Published on 12:00 AM, April 06, 2019

Chawkbazar fire took away livelihoods and sole earners

Victim families demand financial assistance

Little Sanin is yet to understand that her mother will never come home. “Ammu is in hospital,” she says whenever there is any conversation about Halima Begum Shila, one of those killed in the February 20 Chawkbazar fire. The five-year-old came to a human chain of victim families in front of the Jatiya Press Club yesterday with her father Mohammad Alamgir. Photo: Palash Khan

Family members of Chawkbazar fire victims yesterday demanded adequate financial assistance as well as education and medical expenses for children of the victims.

They also demanded government jobs for family members of the victims as per their qualification.

The family members formed a human chain under the banner of “Danger Free Roads and Safe Homes” in front of Jatiya Press Club to press home their 11-point demand.

Bangladesh Environmental Lawyers Association (Bela) Chief Executive Syeda Rizwana Hasan said the persons behind the fire must be punished.

Saying that many victim families have plunged into tough times, losing the sole earners, she said steps should be taken to ease their woes.

Rizwana demanded trial of the organisations whose negligence was responsible for the fire.

Little Sanin, in her father Sumon's lap, joined the human chain. She still is not aware that her mother Shila was one of the victims of the devastating fire.

Talking to this correspondent, she said, “I came here to see my mother.”

Nahida Rahman lost her husband Anwar Hossain, owner of Haider Medico and the sole earner of the family, to the fire. 

Uncertainty looms over the upbringing of her two children, as all the savings were invested in mobile banking service at the shop and medicines worth around Tk 12 lakh  -- all burnt to ashes.

“We were a solvent family but we have nothing now… I have to constantly worry how I will raise my kids,” she said, urging for financial assistance from the government.

The family said they have received only Tk 20,000 so far for Anwar's burial.

“My four-year-old daughter still thinks her father is in the hospital, and he'll come home once we have the money to buy medicine,” Nahida said.

Moyna Begum, wife of another fire victim Mohammad Shahin, said after her husband's death she and her three children have become destitute.

“I don't know how I would feed my children, pay the rent, and meet education expenses,” she said, adding that they do not have relatives who could provide financial assistance.

The families' other demands include free treatment for the injured, compensation for the affected traders, regular examination of gas cylinders and banning use of expired ones, storing chemical and flammable objects in safer places, and strictly following Rajuk's rules and regulations.

A devastating fire broke out in Old Dhaka's Chawkbazar area around 10:40pm on February 20, claiming the lives of 70 people.
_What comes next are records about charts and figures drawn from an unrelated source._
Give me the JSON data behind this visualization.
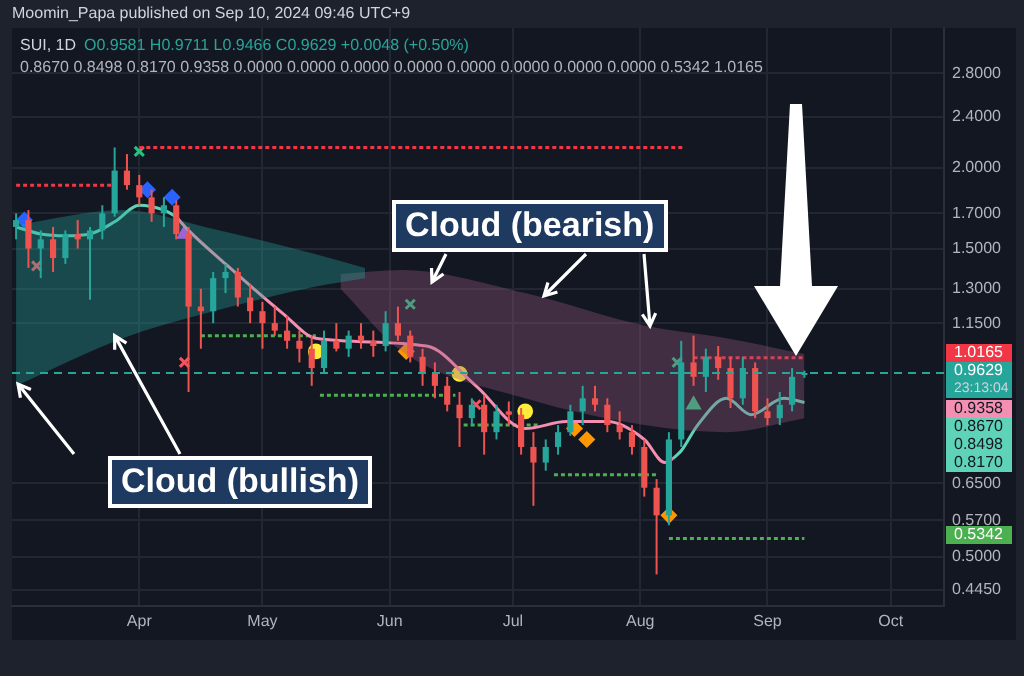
{
  "chart_data": {
    "type": "candlestick",
    "title": "SUI, 1D",
    "x": [
      "2024-03-02",
      "2024-03-05",
      "2024-03-08",
      "2024-03-11",
      "2024-03-14",
      "2024-03-17",
      "2024-03-20",
      "2024-03-23",
      "2024-03-26",
      "2024-03-29",
      "2024-04-01",
      "2024-04-04",
      "2024-04-07",
      "2024-04-10",
      "2024-04-13",
      "2024-04-16",
      "2024-04-19",
      "2024-04-22",
      "2024-04-25",
      "2024-04-28",
      "2024-05-01",
      "2024-05-04",
      "2024-05-07",
      "2024-05-10",
      "2024-05-13",
      "2024-05-16",
      "2024-05-19",
      "2024-05-22",
      "2024-05-25",
      "2024-05-28",
      "2024-05-31",
      "2024-06-03",
      "2024-06-06",
      "2024-06-09",
      "2024-06-12",
      "2024-06-15",
      "2024-06-18",
      "2024-06-21",
      "2024-06-24",
      "2024-06-27",
      "2024-06-30",
      "2024-07-03",
      "2024-07-06",
      "2024-07-09",
      "2024-07-12",
      "2024-07-15",
      "2024-07-18",
      "2024-07-21",
      "2024-07-24",
      "2024-07-27",
      "2024-07-30",
      "2024-08-02",
      "2024-08-05",
      "2024-08-08",
      "2024-08-11",
      "2024-08-14",
      "2024-08-17",
      "2024-08-20",
      "2024-08-23",
      "2024-08-26",
      "2024-08-29",
      "2024-09-01",
      "2024-09-04",
      "2024-09-07",
      "2024-09-10"
    ],
    "ohlc": [
      [
        1.62,
        1.7,
        1.55,
        1.66
      ],
      [
        1.66,
        1.72,
        1.4,
        1.5
      ],
      [
        1.5,
        1.6,
        1.35,
        1.55
      ],
      [
        1.55,
        1.62,
        1.38,
        1.45
      ],
      [
        1.45,
        1.6,
        1.42,
        1.58
      ],
      [
        1.58,
        1.66,
        1.5,
        1.55
      ],
      [
        1.55,
        1.62,
        1.25,
        1.6
      ],
      [
        1.6,
        1.75,
        1.55,
        1.7
      ],
      [
        1.7,
        2.15,
        1.68,
        1.98
      ],
      [
        1.98,
        2.1,
        1.85,
        1.88
      ],
      [
        1.88,
        1.95,
        1.75,
        1.8
      ],
      [
        1.8,
        1.85,
        1.65,
        1.7
      ],
      [
        1.7,
        1.8,
        1.62,
        1.75
      ],
      [
        1.75,
        1.78,
        1.55,
        1.58
      ],
      [
        1.58,
        1.62,
        0.9,
        1.22
      ],
      [
        1.22,
        1.3,
        1.05,
        1.2
      ],
      [
        1.2,
        1.38,
        1.15,
        1.35
      ],
      [
        1.35,
        1.42,
        1.28,
        1.38
      ],
      [
        1.38,
        1.4,
        1.22,
        1.26
      ],
      [
        1.26,
        1.32,
        1.15,
        1.2
      ],
      [
        1.2,
        1.24,
        1.05,
        1.15
      ],
      [
        1.15,
        1.22,
        1.1,
        1.12
      ],
      [
        1.12,
        1.18,
        1.05,
        1.08
      ],
      [
        1.08,
        1.12,
        1.0,
        1.05
      ],
      [
        1.05,
        1.1,
        0.92,
        0.98
      ],
      [
        0.98,
        1.12,
        0.96,
        1.08
      ],
      [
        1.08,
        1.15,
        1.04,
        1.05
      ],
      [
        1.05,
        1.12,
        1.02,
        1.1
      ],
      [
        1.1,
        1.15,
        1.05,
        1.08
      ],
      [
        1.08,
        1.12,
        1.02,
        1.06
      ],
      [
        1.06,
        1.2,
        1.04,
        1.15
      ],
      [
        1.15,
        1.22,
        1.08,
        1.1
      ],
      [
        1.1,
        1.12,
        1.0,
        1.02
      ],
      [
        1.02,
        1.05,
        0.92,
        0.96
      ],
      [
        0.96,
        1.0,
        0.88,
        0.92
      ],
      [
        0.92,
        0.95,
        0.84,
        0.86
      ],
      [
        0.86,
        0.9,
        0.74,
        0.82
      ],
      [
        0.82,
        0.88,
        0.8,
        0.86
      ],
      [
        0.86,
        0.89,
        0.72,
        0.78
      ],
      [
        0.78,
        0.86,
        0.76,
        0.84
      ],
      [
        0.84,
        0.87,
        0.8,
        0.83
      ],
      [
        0.83,
        0.85,
        0.72,
        0.74
      ],
      [
        0.74,
        0.78,
        0.6,
        0.7
      ],
      [
        0.7,
        0.76,
        0.68,
        0.74
      ],
      [
        0.74,
        0.8,
        0.72,
        0.78
      ],
      [
        0.78,
        0.86,
        0.77,
        0.84
      ],
      [
        0.84,
        0.92,
        0.8,
        0.88
      ],
      [
        0.88,
        0.92,
        0.84,
        0.86
      ],
      [
        0.86,
        0.88,
        0.78,
        0.8
      ],
      [
        0.8,
        0.84,
        0.76,
        0.78
      ],
      [
        0.78,
        0.8,
        0.72,
        0.74
      ],
      [
        0.74,
        0.76,
        0.62,
        0.64
      ],
      [
        0.64,
        0.66,
        0.47,
        0.58
      ],
      [
        0.58,
        0.78,
        0.56,
        0.76
      ],
      [
        0.76,
        1.08,
        0.74,
        1.0
      ],
      [
        1.0,
        1.1,
        0.92,
        0.95
      ],
      [
        0.95,
        1.05,
        0.9,
        1.02
      ],
      [
        1.02,
        1.06,
        0.94,
        0.98
      ],
      [
        0.98,
        1.02,
        0.85,
        0.88
      ],
      [
        0.88,
        1.02,
        0.86,
        0.98
      ],
      [
        0.98,
        1.0,
        0.82,
        0.84
      ],
      [
        0.84,
        0.88,
        0.8,
        0.82
      ],
      [
        0.82,
        0.9,
        0.8,
        0.86
      ],
      [
        0.86,
        0.98,
        0.84,
        0.95
      ],
      [
        0.9581,
        0.9711,
        0.9466,
        0.9629
      ]
    ],
    "series": [
      {
        "type": "area",
        "color": "#26a69a",
        "x": [
          "2024-03-02",
          "2024-03-28",
          "2024-04-17",
          "2024-05-14",
          "2024-05-26"
        ],
        "values": [
          null,
          null,
          null,
          null,
          null
        ],
        "lower": [
          0.92,
          1.09,
          1.19,
          1.31,
          1.35
        ],
        "upper": [
          1.63,
          1.72,
          1.62,
          1.47,
          1.4
        ]
      },
      {
        "type": "area",
        "color": "#9c5a7e",
        "x": [
          "2024-05-20",
          "2024-06-04",
          "2024-07-04",
          "2024-08-02",
          "2024-08-22",
          "2024-09-10"
        ],
        "values": [
          null,
          null,
          null,
          null,
          null,
          null
        ],
        "lower": [
          1.3,
          1.04,
          0.88,
          0.8,
          0.78,
          0.82
        ],
        "upper": [
          1.37,
          1.39,
          1.28,
          1.14,
          1.09,
          1.03
        ]
      },
      {
        "type": "line",
        "color": "#5fd3b8",
        "marker": "none",
        "x": [
          "2024-03-02",
          "2024-03-08",
          "2024-03-14",
          "2024-03-20",
          "2024-03-26",
          "2024-04-01",
          "2024-04-07",
          "2024-04-10"
        ],
        "values": [
          1.62,
          1.58,
          1.57,
          1.58,
          1.65,
          1.75,
          1.72,
          1.68
        ]
      },
      {
        "type": "line",
        "color": "#f48fb1",
        "marker": "none",
        "x": [
          "2024-04-10",
          "2024-04-13",
          "2024-04-22",
          "2024-05-06",
          "2024-05-14",
          "2024-06-10",
          "2024-06-22",
          "2024-07-04",
          "2024-07-14",
          "2024-07-24",
          "2024-08-02",
          "2024-08-07",
          "2024-08-09"
        ],
        "values": [
          1.68,
          1.6,
          1.42,
          1.19,
          1.09,
          1.06,
          0.92,
          0.79,
          0.81,
          0.81,
          0.76,
          0.7,
          0.71
        ]
      },
      {
        "type": "line",
        "color": "#5fd3b8",
        "marker": "none",
        "x": [
          "2024-08-09",
          "2024-08-11",
          "2024-08-15",
          "2024-08-22",
          "2024-08-28",
          "2024-09-05",
          "2024-09-10"
        ],
        "values": [
          0.71,
          0.73,
          0.8,
          0.88,
          0.83,
          0.88,
          0.867
        ]
      },
      {
        "type": "line",
        "color": "#f23645",
        "marker": "none",
        "line_style": "dotted",
        "x": [
          "2024-03-02",
          "2024-03-26"
        ],
        "values": [
          1.88,
          1.88
        ]
      },
      {
        "type": "line",
        "color": "#f23645",
        "marker": "none",
        "line_style": "dotted",
        "x": [
          "2024-04-01",
          "2024-08-12"
        ],
        "values": [
          2.15,
          2.15
        ]
      },
      {
        "type": "line",
        "color": "#4caf50",
        "marker": "none",
        "line_style": "dotted",
        "x": [
          "2024-04-16",
          "2024-05-14"
        ],
        "values": [
          1.1,
          1.1
        ]
      },
      {
        "type": "line",
        "color": "#4caf50",
        "marker": "none",
        "line_style": "dotted",
        "x": [
          "2024-05-15",
          "2024-06-17"
        ],
        "values": [
          0.89,
          0.89
        ]
      },
      {
        "type": "line",
        "color": "#4caf50",
        "marker": "none",
        "line_style": "dotted",
        "x": [
          "2024-06-19",
          "2024-07-07"
        ],
        "values": [
          0.8,
          0.8
        ]
      },
      {
        "type": "line",
        "color": "#4caf50",
        "marker": "none",
        "line_style": "dotted",
        "x": [
          "2024-07-11",
          "2024-08-05"
        ],
        "values": [
          0.67,
          0.67
        ]
      },
      {
        "type": "line",
        "color": "#4caf50",
        "marker": "none",
        "line_style": "dotted",
        "x": [
          "2024-08-08",
          "2024-09-10"
        ],
        "values": [
          0.5342,
          0.5342
        ]
      },
      {
        "type": "line",
        "color": "#f23645",
        "marker": "none",
        "line_style": "dotted",
        "x": [
          "2024-08-14",
          "2024-09-10"
        ],
        "values": [
          1.0165,
          1.0165
        ]
      },
      {
        "type": "scatter",
        "color": "#2962ff",
        "marker": "diamond",
        "x": [
          "2024-03-04",
          "2024-04-03",
          "2024-04-09"
        ],
        "values": [
          1.66,
          1.85,
          1.8
        ]
      },
      {
        "type": "scatter",
        "color": "#e040fb",
        "marker": "triangle",
        "x": [
          "2024-04-12"
        ],
        "values": [
          1.58
        ]
      },
      {
        "type": "scatter",
        "color": "#26c281",
        "marker": "cross",
        "x": [
          "2024-04-01",
          "2024-06-06",
          "2024-08-10"
        ],
        "values": [
          2.12,
          1.23,
          1.0
        ]
      },
      {
        "type": "scatter",
        "color": "#f7525f",
        "marker": "cross",
        "x": [
          "2024-03-07",
          "2024-04-12",
          "2024-06-22"
        ],
        "values": [
          1.41,
          1.0,
          0.86
        ]
      },
      {
        "type": "scatter",
        "color": "#ffeb3b",
        "marker": "circle",
        "x": [
          "2024-05-14",
          "2024-06-18",
          "2024-07-04"
        ],
        "values": [
          1.04,
          0.96,
          0.84
        ]
      },
      {
        "type": "scatter",
        "color": "#ff9800",
        "marker": "diamond",
        "x": [
          "2024-06-05",
          "2024-07-16",
          "2024-07-19",
          "2024-08-08"
        ],
        "values": [
          1.04,
          0.79,
          0.76,
          0.58
        ]
      },
      {
        "type": "scatter",
        "color": "#26c281",
        "marker": "triangle",
        "x": [
          "2024-08-14"
        ],
        "values": [
          0.86
        ]
      }
    ],
    "ref_lines": [
      {
        "axis": "y",
        "value": 0.9629,
        "label": "0.9629",
        "color": "#26a69a",
        "line_style": "dashed"
      }
    ],
    "annotations": [
      "Moomin_Papa published on Sep 10, 2024 09:46 UTC+9",
      "O0.9581 H0.9711 L0.9466 C0.9629 +0.0048 (+0.50%)",
      "0.8670 0.8498 0.8170 0.9358 0.0000 0.0000 0.0000 0.0000 0.0000 0.0000 0.0000 0.0000 0.5342 1.0165",
      "Cloud (bearish)",
      {
        "text": "Cloud (bullish)",
        "x": "2024-03-26",
        "y": 1.1
      },
      "23:13:04",
      "1.0165",
      "0.9358",
      "0.8670",
      "0.8498",
      "0.8170",
      "0.5342"
    ],
    "log": true,
    "ylim": [
      0.42,
      3.29
    ],
    "yticks": [
      {
        "value": 0.445,
        "label": "0.4450"
      },
      {
        "value": 0.5,
        "label": "0.5000"
      },
      {
        "value": 0.57,
        "label": "0.5700"
      },
      {
        "value": 0.65,
        "label": "0.6500"
      },
      {
        "value": 1.15,
        "label": "1.1500"
      },
      {
        "value": 1.3,
        "label": "1.3000"
      },
      {
        "value": 1.5,
        "label": "1.5000"
      },
      {
        "value": 1.7,
        "label": "1.7000"
      },
      {
        "value": 2.0,
        "label": "2.0000"
      },
      {
        "value": 2.4,
        "label": "2.4000"
      },
      {
        "value": 2.8,
        "label": "2.8000"
      }
    ],
    "xlim": [
      "2024-03-01",
      "2024-10-14"
    ],
    "xticks": [
      {
        "value": "2024-04-01",
        "label": "Apr"
      },
      {
        "value": "2024-05-01",
        "label": "May"
      },
      {
        "value": "2024-06-01",
        "label": "Jun"
      },
      {
        "value": "2024-07-01",
        "label": "Jul"
      },
      {
        "value": "2024-08-01",
        "label": "Aug"
      },
      {
        "value": "2024-09-01",
        "label": "Sep"
      },
      {
        "value": "2024-10-01",
        "label": "Oct"
      }
    ],
    "grid": true,
    "legend": false
  }
}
The victims were mostly pedestrians, people travelling in rickshaws and cars, residents of the buildings as well as owners and staffers of the shops and warehouses at the spot.

The Chawkbazar fire, which sparked from a chemical warehouse, is the second deadliest chemical-fuelled fire incident in the country after the Nimtoli fire that had killed 124 people and injured many others on June 3, 2010.